1. Performs the following as it pertains to the management of cybersecurity risks from third parties who provide services to the IMF:

• Enhances existing processes and standard operating procedures and develop new ones, if applicable;
• Analyzes and evaluates third parties against information security policies, controls standards, and procedures to ensure conformance to expectations, whilst working closely with internal stakeholders to ensure that third parties comply with our policies, standards, and procedures;
• Coordinates with project teams, relationship managers, procurement, and other stakeholders as needed, to ensure that sufficient security contract clauses are in place with third parties;
• Guides and supports risk owners in the development and execution of risk mitigation strategies to address identified risks and reduce the organization’s exposure to cyber threats;
• Communicate assessment findings and recommendations to internal stakeholders and monitor and track progress through periodic assessment activities; and
• Evaluate the security posture of third parties that have access to sensitive information or systems and conduct risk assessments to identify and evaluate related potential security threats. Provide guidance on related risk mitigation strategies.

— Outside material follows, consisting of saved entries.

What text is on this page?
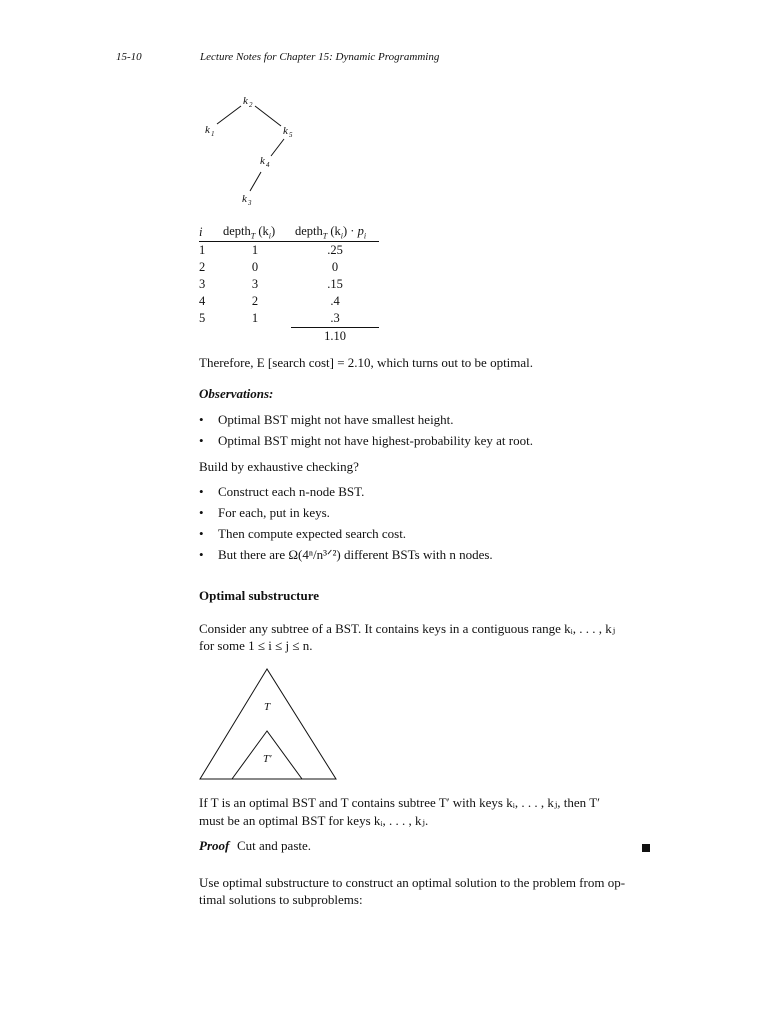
15-10	Lecture Notes for Chapter 15: Dynamic Programming
k 2
k 1	k 5
k 4
k 3
i	depth$_T$ $(k_i)$	depth$_T$ $(k_i) \cdot p_i$
1	1	.25
2	0	0
3	3	.15
4	2	.4
5	1	.3
		1.10
Therefore, E [search cost] = 2.10, which turns out to be optimal.
Observations:
• Optimal BST might not have smallest height.
• Optimal BST might not have highest-probability key at root.
Build by exhaustive checking?
• Construct each n-node BST.
• For each, put in keys.
• Then compute expected search cost.
• But there are Ω(4ⁿ/n³ᐟ²) different BSTs with n nodes.
Optimal substructure
Consider any subtree of a BST. It contains keys in a contiguous range kᵢ, . . . , kⱼ
for some 1 ≤ i ≤ j ≤ n.
T
T′
If T is an optimal BST and T contains subtree T′ with keys kᵢ, . . . , kⱼ, then T′
must be an optimal BST for keys kᵢ, . . . , kⱼ.
Proof Cut and paste.
Use optimal substructure to construct an optimal solution to the problem from op-
timal solutions to subproblems:
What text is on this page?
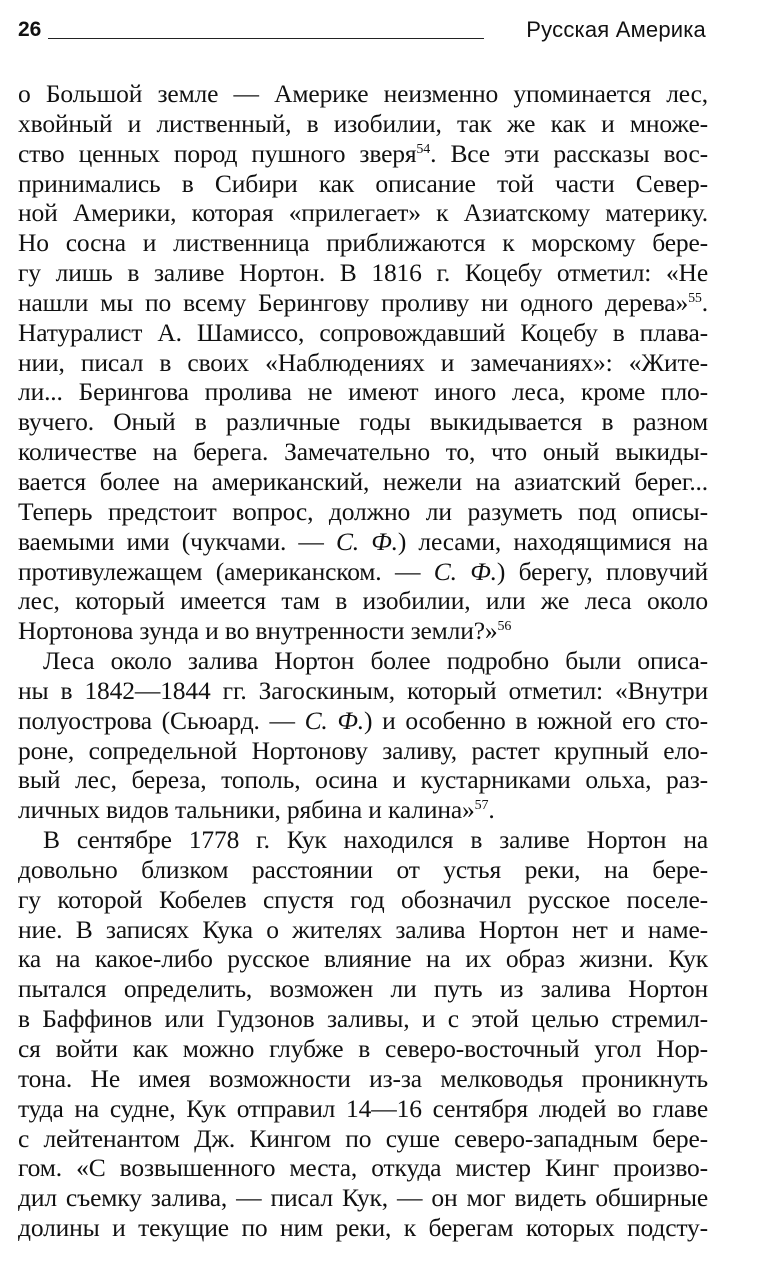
26	Русская Америка
о Большой земле — Америке неизменно упоминается лес,
хвойный и лиственный, в изобилии, так же как и множе-
ство ценных пород пушного зверя$^{54}$. Все эти рассказы вос-
принимались в Сибири как описание той части Север-
ной Америки, которая «прилегает» к Азиатскому материку.
Но сосна и лиственница приближаются к морскому бере-
гу лишь в заливе Нортон. В 1816 г. Коцебу отметил: «Не
нашли мы по всему Берингову проливу ни одного дерева»$^{55}$.
Натуралист А. Шамиссо, сопровождавший Коцебу в плава-
нии, писал в своих «Наблюдениях и замечаниях»: «Жите-
ли... Берингова пролива не имеют иного леса, кроме пло-
вучего. Оный в различные годы выкидывается в разном
количестве на берега. Замечательно то, что оный выкиды-
вается более на американский, нежели на азиатский берег...
Теперь предстоит вопрос, должно ли разуметь под описы-
ваемыми ими (чукчами. — С. Ф.) лесами, находящимися на
противулежащем (американском. — С. Ф.) берегу, пловучий
лес, который имеется там в изобилии, или же леса около
Нортонова зунда и во внутренности земли?»$^{56}$
Леса около залива Нортон более подробно были описа-
ны в 1842—1844 гг. Загоскиным, который отметил: «Внутри
полуострова (Сьюард. — С. Ф.) и особенно в южной его сто-
роне, сопредельной Нортонову заливу, растет крупный ело-
вый лес, береза, тополь, осина и кустарниками ольха, раз-
личных видов тальники, рябина и калина»$^{57}$.
В сентябре 1778 г. Кук находился в заливе Нортон на
довольно близком расстоянии от устья реки, на бере-
гу которой Кобелев спустя год обозначил русское поселе-
ние. В записях Кука о жителях залива Нортон нет и наме-
ка на какое-либо русское влияние на их образ жизни. Кук
пытался определить, возможен ли путь из залива Нортон
в Баффинов или Гудзонов заливы, и с этой целью стремил-
ся войти как можно глубже в северо-восточный угол Нор-
тона. Не имея возможности из-за мелководья проникнуть
туда на судне, Кук отправил 14—16 сентября людей во главе
с лейтенантом Дж. Кингом по суше северо-западным бере-
гом. «С возвышенного места, откуда мистер Кинг произво-
дил съемку залива, — писал Кук, — он мог видеть обширные
долины и текущие по ним реки, к берегам которых подсту-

2. Supports other cybersecurity risk subject matter experts with the continuous risk assessment and related risk treatment and reporting for certain categories of information assets that are essential to business functions.

3. Provides support for information security governance initiatives to automate enhanced information security processes, including but not limited to the preparation and presentation of user technical support and training materials to ensure the efficient, effective, and secure use of information security GRC technology.

Requirements:

Advanced degree from an accredited university in a related field OR Bachelor’s degree from an accredited university in a related field plus a minimum of 6 years of progressive work with third party risk management or related security experience.

• Candidate must possess at least 1 globally recognized information security professional certification. This includes certifications such as CISSP, CISM, CCSP, etc.
• Pragmatic security expert with an inherent ability to balance security demands with business reality.
• Spoken and written communications that are compelling, convincing, and reassuring, and skills to articulate complex technical ideas to non-technical stakeholders.
• Demonstrate strong risk management concepts and principles – including assessment, prioritization, delivery of treatment plans, tracking, reporting, and metrics.
• Fundamental understanding of cybersecurity risk management with 3rd parties and direct experience partnering with other stakeholders such as Procurement, Legal, Enterprise third -party risk, etc.
• Critical thinking and analytical decision-making skills to forecast cybersecurity related issues, events and/or risks pertaining to third parties.
• Contract clause verification pertaining to cybersecurity and IT resilience controls.
• Experience with policy, process and procedures development, enhancement, and awareness for cyber risk management of third parties.